「週刊東洋経済」「週刊ダイヤモンド」「週刊エコノミスト」、毎週月曜日発売のビジネス誌3誌の特集には、ビジネスパースンがフォローしたい記事が詰まっている。そのエッセンスをまとめた「ビジネス誌読み比べ」をお届けする。
「週刊東洋経済」(2021年6月5日号)は、「最新序列と激変するビジネス 商社大転換」という特集を組んでいる。5大商社のトップインタビューのほか、三菱商事では「脱炭素」、伊藤忠商事では「デジタル化」、三井物産では「宇宙」というテーマで、商社の変化をリポートしている。
初の商社トップに浮上した伊藤忠商事
冒頭で、5月下旬に出そろった5大商社の2021年3月期決算で明暗が分かれたことを指摘している。
業界の盟主と言われた三菱商事は、豪州原料炭事業の不振やローソンの減益などで純利益1725億円と前年同期比7割弱の大幅減となり、4番手に陥落した。住友商事はアフリカのニッケル鉱山をはじめとする複数大型案件の減損損失で、過去最大となる1530億円の最終赤字に転落。一方、かつて万年4位といわれた伊藤忠商事が純利益と時価総額で初の商社トップに浮上。序列が大きく変わった、としている。

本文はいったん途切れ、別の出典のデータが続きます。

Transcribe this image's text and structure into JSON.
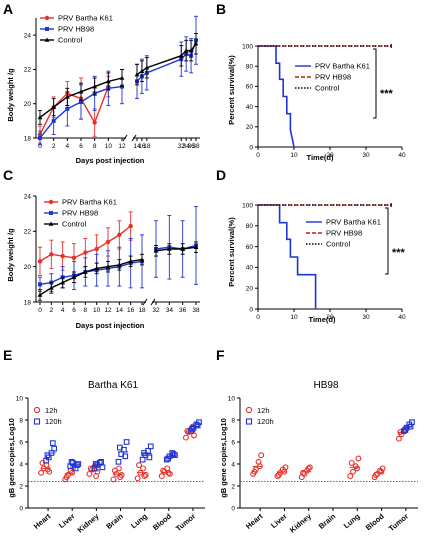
{
  "panels": {
    "A": "A",
    "B": "B",
    "C": "C",
    "D": "D",
    "E": "E",
    "F": "F"
  },
  "chart_data": [
    {
      "id": "A",
      "type": "line",
      "xlabel": "Days post injection",
      "ylabel": "Body weight /g",
      "ylim": [
        18,
        25
      ],
      "yticks": [
        "18",
        "20",
        "22",
        "24"
      ],
      "xticks_left": [
        "0",
        "2",
        "4",
        "6",
        "8",
        "10",
        "12"
      ],
      "xticks_right": [
        "14",
        "16",
        "18",
        "32",
        "34",
        "36",
        "38"
      ],
      "x_break": true,
      "legend": [
        "PRV Bartha K61",
        "PRV HB98",
        "Control"
      ],
      "colors": {
        "PRV Bartha K61": "#e8302a",
        "PRV HB98": "#1f36d6",
        "Control": "#000000"
      },
      "series": [
        {
          "name": "PRV Bartha K61",
          "x": [
            0,
            2,
            4,
            6,
            8,
            10
          ],
          "y": [
            18.2,
            19.8,
            20.6,
            20.3,
            18.9,
            21.0
          ],
          "err": [
            0.5,
            0.6,
            0.7,
            1.2,
            0.8,
            0.6
          ]
        },
        {
          "name": "PRV HB98",
          "x": [
            0,
            2,
            4,
            6,
            8,
            10,
            12,
            14,
            16,
            18,
            32,
            34,
            36,
            38
          ],
          "y": [
            18.0,
            19.0,
            19.7,
            20.1,
            20.6,
            20.9,
            21.0,
            21.3,
            21.6,
            21.8,
            22.6,
            22.9,
            22.8,
            23.7
          ],
          "err": [
            0.4,
            0.8,
            1.0,
            1.0,
            1.0,
            1.0,
            1.0,
            1.0,
            1.0,
            1.0,
            1.0,
            1.0,
            1.0,
            1.4
          ]
        },
        {
          "name": "Control",
          "x": [
            0,
            2,
            4,
            6,
            8,
            10,
            12,
            14,
            16,
            18,
            32,
            34,
            36,
            38
          ],
          "y": [
            19.2,
            19.8,
            20.4,
            20.7,
            21.0,
            21.3,
            21.5,
            21.7,
            21.9,
            22.1,
            22.8,
            23.1,
            23.1,
            23.5
          ],
          "err": [
            0.4,
            0.5,
            0.5,
            0.5,
            0.5,
            0.5,
            0.5,
            0.6,
            0.6,
            0.6,
            0.6,
            0.6,
            0.6,
            0.6
          ]
        }
      ]
    },
    {
      "id": "B",
      "type": "line",
      "xlabel": "Time(d)",
      "ylabel": "Percent survival(%)",
      "ylim": [
        0,
        100
      ],
      "xlim": [
        0,
        40
      ],
      "yticks": [
        "0",
        "20",
        "40",
        "60",
        "80",
        "100"
      ],
      "xticks": [
        "0",
        "10",
        "20",
        "30",
        "40"
      ],
      "legend": [
        "PRV Bartha K61",
        "PRV HB98",
        "Control"
      ],
      "significance": "***",
      "series": [
        {
          "name": "PRV Bartha K61",
          "x": [
            0,
            5,
            5,
            6,
            6,
            7,
            7,
            8,
            8,
            9,
            9,
            10
          ],
          "y": [
            100,
            100,
            83,
            83,
            67,
            67,
            50,
            50,
            33,
            33,
            17,
            0
          ]
        },
        {
          "name": "PRV HB98",
          "x": [
            0,
            37
          ],
          "y": [
            100,
            100
          ]
        },
        {
          "name": "Control",
          "x": [
            0,
            37
          ],
          "y": [
            100,
            100
          ]
        }
      ]
    },
    {
      "id": "C",
      "type": "line",
      "xlabel": "Days post injection",
      "ylabel": "Body weight /g",
      "ylim": [
        18,
        24
      ],
      "yticks": [
        "18",
        "20",
        "22",
        "24"
      ],
      "xticks_left": [
        "0",
        "2",
        "4",
        "6",
        "8",
        "10",
        "12",
        "14",
        "16",
        "18"
      ],
      "xticks_right": [
        "32",
        "34",
        "36",
        "38"
      ],
      "x_break": true,
      "legend": [
        "PRV Bartha K61",
        "PRV HB98",
        "Control"
      ],
      "series": [
        {
          "name": "PRV Bartha K61",
          "x": [
            0,
            2,
            4,
            6,
            8,
            10,
            12,
            14,
            16
          ],
          "y": [
            20.3,
            20.7,
            20.6,
            20.5,
            20.8,
            21.0,
            21.4,
            21.8,
            22.3
          ],
          "err": [
            0.8,
            0.8,
            0.8,
            0.8,
            0.8,
            0.8,
            0.8,
            0.8,
            0.8
          ]
        },
        {
          "name": "PRV HB98",
          "x": [
            0,
            2,
            4,
            6,
            8,
            10,
            12,
            14,
            16,
            18,
            32,
            34,
            36,
            38
          ],
          "y": [
            19.0,
            19.1,
            19.4,
            19.5,
            19.7,
            19.8,
            19.9,
            20.0,
            20.2,
            20.3,
            21.0,
            21.1,
            21.0,
            21.2
          ],
          "err": [
            0.4,
            0.5,
            0.6,
            0.8,
            0.8,
            0.9,
            1.0,
            1.1,
            1.4,
            1.5,
            1.6,
            1.8,
            1.6,
            2.2
          ]
        },
        {
          "name": "Control",
          "x": [
            0,
            2,
            4,
            6,
            8,
            10,
            12,
            14,
            16,
            18,
            32,
            34,
            36,
            38
          ],
          "y": [
            18.4,
            18.8,
            19.1,
            19.4,
            19.7,
            19.9,
            20.0,
            20.1,
            20.3,
            20.4,
            20.9,
            21.0,
            21.0,
            21.1
          ],
          "err": [
            0.3,
            0.3,
            0.3,
            0.3,
            0.3,
            0.3,
            0.3,
            0.3,
            0.3,
            0.3,
            0.3,
            0.3,
            0.3,
            0.3
          ]
        }
      ]
    },
    {
      "id": "D",
      "type": "line",
      "xlabel": "Time(d)",
      "ylabel": "Percent survival(%)",
      "ylim": [
        0,
        100
      ],
      "xlim": [
        0,
        40
      ],
      "yticks": [
        "0",
        "20",
        "40",
        "60",
        "80",
        "100"
      ],
      "xticks": [
        "0",
        "10",
        "20",
        "30",
        "40"
      ],
      "legend": [
        "PRV Bartha K61",
        "PRV HB98",
        "Control"
      ],
      "significance": "***",
      "series": [
        {
          "name": "PRV Bartha K61",
          "x": [
            0,
            6,
            6,
            8,
            8,
            9,
            9,
            11,
            11,
            16,
            16
          ],
          "y": [
            100,
            100,
            83,
            83,
            67,
            67,
            50,
            50,
            33,
            33,
            0
          ]
        },
        {
          "name": "PRV HB98",
          "x": [
            0,
            37
          ],
          "y": [
            100,
            100
          ]
        },
        {
          "name": "Control",
          "x": [
            0,
            37
          ],
          "y": [
            100,
            100
          ]
        }
      ]
    },
    {
      "id": "E",
      "type": "scatter",
      "title": "Bartha K61",
      "ylabel": "gB gene copies,Log10",
      "ylim": [
        0,
        10
      ],
      "yticks": [
        "0",
        "2",
        "4",
        "6",
        "8",
        "10"
      ],
      "categories": [
        "Heart",
        "Liver",
        "Kidney",
        "Brain",
        "Lung",
        "Blood",
        "Tumor"
      ],
      "threshold": 2.4,
      "legend": [
        "12h",
        "120h"
      ],
      "series": [
        {
          "name": "12h",
          "values": [
            [
              3.2,
              3.6,
              3.9,
              3.3,
              4.1,
              3.5
            ],
            [
              2.6,
              3.0,
              3.4,
              3.7,
              2.8,
              3.2
            ],
            [
              3.1,
              3.5,
              3.8,
              3.3,
              3.6,
              2.9
            ],
            [
              2.6,
              3.1,
              3.6,
              3.0,
              3.4,
              2.8
            ],
            [
              2.7,
              3.2,
              3.6,
              3.0,
              3.9,
              2.9
            ],
            [
              2.9,
              3.3,
              3.6,
              3.1,
              3.4,
              3.2
            ],
            [
              6.4,
              6.9,
              7.2,
              6.6,
              7.0,
              7.4
            ]
          ]
        },
        {
          "name": "120h",
          "values": [
            [
              4.3,
              4.6,
              5.0,
              5.4,
              4.8,
              5.9
            ],
            [
              3.8,
              4.1,
              3.6,
              4.0,
              4.2,
              3.9
            ],
            [
              3.6,
              3.9,
              4.1,
              3.7,
              4.0,
              4.2
            ],
            [
              4.2,
              4.9,
              5.3,
              6.0,
              5.5,
              4.7
            ],
            [
              4.4,
              4.8,
              5.2,
              5.6,
              5.0,
              4.6
            ],
            [
              4.4,
              4.7,
              5.0,
              4.8,
              4.5,
              4.9
            ],
            [
              7.0,
              7.3,
              7.6,
              7.8,
              7.2,
              7.5
            ]
          ]
        }
      ]
    },
    {
      "id": "F",
      "type": "scatter",
      "title": "HB98",
      "ylabel": "gB gene copies,Log10",
      "ylim": [
        0,
        10
      ],
      "yticks": [
        "0",
        "2",
        "4",
        "6",
        "8",
        "10"
      ],
      "categories": [
        "Heart",
        "Liver",
        "Kidney",
        "Brain",
        "Lung",
        "Blood",
        "Tumor"
      ],
      "threshold": 2.4,
      "legend": [
        "12h",
        "120h"
      ],
      "series": [
        {
          "name": "12h",
          "values": [
            [
              3.1,
              3.5,
              4.2,
              4.8,
              3.3,
              3.8
            ],
            [
              2.9,
              3.2,
              3.5,
              3.7,
              3.0,
              3.3
            ],
            [
              2.8,
              3.1,
              3.4,
              3.7,
              3.2,
              3.6
            ],
            [],
            [
              2.9,
              3.3,
              3.8,
              4.5,
              4.1,
              3.6
            ],
            [
              2.8,
              3.1,
              3.4,
              3.6,
              3.0,
              3.3
            ],
            [
              6.3,
              6.7,
              7.0,
              7.3,
              6.9,
              7.1
            ]
          ]
        },
        {
          "name": "120h",
          "values": [
            [],
            [],
            [],
            [],
            [],
            [],
            [
              7.0,
              7.3,
              7.6,
              7.8,
              7.1,
              7.4
            ]
          ]
        }
      ]
    }
  ]
}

商社はこれまでトレーディングから事業投資へ、そして資源から非資源へと転換を進めてきたが、3度目の大転換はあるのか、と商社ビジネスの最前線を追う内容だ。
純利益、株価、時価総額の3つで商社トップになる「3冠」を達成した伊藤忠商事の岡藤正広会長CEOのインタビューがめっぽうオモシロイ。業界トップになった今こそ、気を引き締めなければならないという。
「業績がよくなると、すぐ慢心してずっこけるのが伊藤忠。財閥系へのコンプレックスから、何の戦略もなしにイケイケどんどんでやって失敗することの連続や」
次の投資先を尋ねられ、「考えはあるけど、言われへん。今タイミングを待っている」とはぐらかした。さらに、「やっぱり日本がいちばんやりやすいわ。なんかグローバルが大事みたいなこと言うとるけど、どこで儲けようとカネは一緒やろ。日本でビジネスモデルを固めて、その延長線上で海外をやるのがええ」と、国内ビジネスへの関心を語っている。

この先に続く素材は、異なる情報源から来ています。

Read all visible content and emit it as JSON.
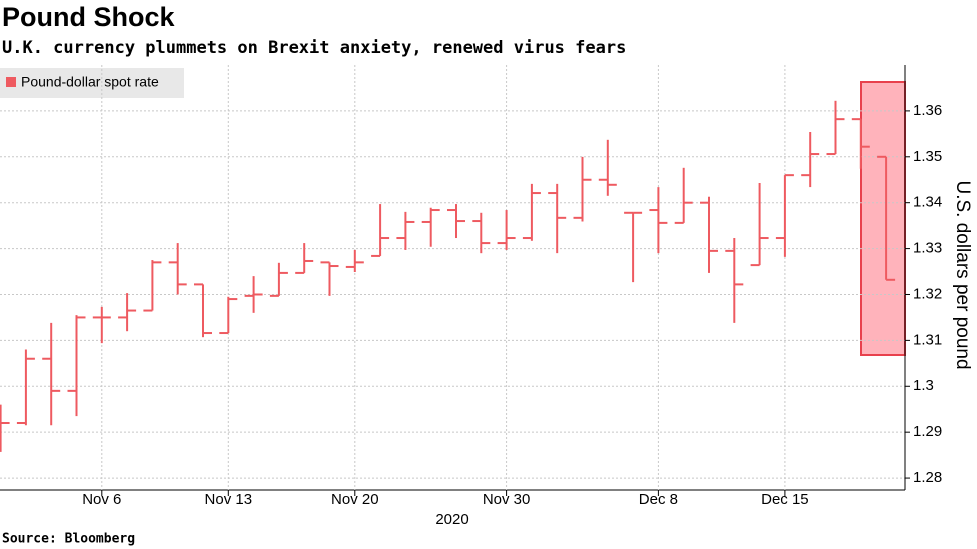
{
  "chart_data": {
    "type": "ohlc",
    "title": "Pound Shock",
    "subtitle": "U.K. currency plummets on Brexit anxiety, renewed virus fears",
    "source": "Source: Bloomberg",
    "x_label": "2020",
    "y_label": "U.S. dollars per pound",
    "categories": [
      null,
      null,
      null,
      null,
      "Nov 6",
      null,
      null,
      null,
      null,
      "Nov 13",
      null,
      null,
      null,
      null,
      "Nov 20",
      null,
      null,
      null,
      null,
      null,
      "Nov 30",
      null,
      null,
      null,
      null,
      null,
      "Dec 8",
      null,
      null,
      null,
      null,
      "Dec 15",
      null,
      null,
      null,
      null
    ],
    "series": [
      {
        "name": "Pound-dollar spot rate",
        "color": "#ee5a60",
        "open": [
          1.2935,
          1.292,
          1.306,
          1.299,
          1.315,
          1.315,
          1.3165,
          1.327,
          1.3222,
          1.3116,
          1.3197,
          1.3197,
          1.3247,
          1.327,
          1.326,
          1.3284,
          1.3323,
          1.3358,
          1.3384,
          1.336,
          1.3312,
          1.3323,
          1.3421,
          1.3367,
          1.345,
          1.3378,
          1.3384,
          1.3356,
          1.34,
          1.3295,
          1.3264,
          1.3323,
          1.346,
          1.3506,
          1.3582,
          1.35
        ],
        "high": [
          1.296,
          1.308,
          1.3138,
          1.3155,
          1.3173,
          1.3203,
          1.3275,
          1.3312,
          1.3222,
          1.3195,
          1.324,
          1.3269,
          1.3312,
          1.327,
          1.3297,
          1.3397,
          1.338,
          1.3389,
          1.3397,
          1.3378,
          1.3384,
          1.3441,
          1.3441,
          1.34998,
          1.3537,
          1.3378,
          1.3434,
          1.3476,
          1.3413,
          1.3323,
          1.3443,
          1.346,
          1.3554,
          1.3622,
          1.3582,
          1.35
        ],
        "low": [
          1.2857,
          1.2915,
          1.2915,
          1.2935,
          1.3094,
          1.312,
          1.3165,
          1.32,
          1.3107,
          1.3116,
          1.316,
          1.3197,
          1.3247,
          1.3197,
          1.3249,
          1.3284,
          1.3297,
          1.3304,
          1.3323,
          1.329,
          1.3297,
          1.3317,
          1.329,
          1.3359,
          1.3415,
          1.3227,
          1.329,
          1.3356,
          1.3247,
          1.3138,
          1.3264,
          1.3282,
          1.3434,
          1.3506,
          1.3474,
          1.3232
        ],
        "close": [
          1.292,
          1.306,
          1.299,
          1.315,
          1.315,
          1.3165,
          1.327,
          1.3222,
          1.3116,
          1.319,
          1.32,
          1.3247,
          1.3273,
          1.3262,
          1.327,
          1.3323,
          1.3358,
          1.3384,
          1.336,
          1.3312,
          1.3323,
          1.3421,
          1.3367,
          1.345,
          1.3439,
          1.3378,
          1.3356,
          1.34,
          1.3295,
          1.3222,
          1.3323,
          1.346,
          1.3506,
          1.3582,
          1.3522,
          1.3232
        ]
      }
    ],
    "ylim": [
      1.2774,
      1.37
    ],
    "yticks": [
      1.28,
      1.29,
      1.3,
      1.31,
      1.32,
      1.33,
      1.34,
      1.35,
      1.36
    ],
    "grid": true,
    "legend": "upper left"
  }
}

その伊藤忠商事に関するリポートでは、ファミリーマートへの巨額投資で非上場化し、再生を図る戦略を深掘りしている。そのカギとなるのが「デジタル化」だ。
1日1500万人の顧客が訪れるファミマ店舗をデータ収集と活用の基盤とする。ファミマを用いての新たな収入源として期待されるのが、広告と金融の領域だ。しかし、新規事業も「ファミマの本業がおぼつかないのでは絵に描いた餅にすぎない」とし、「単なる商品供給以上の機能をいかに発揮するか、伊藤忠の底力が試されている」と結んでいる。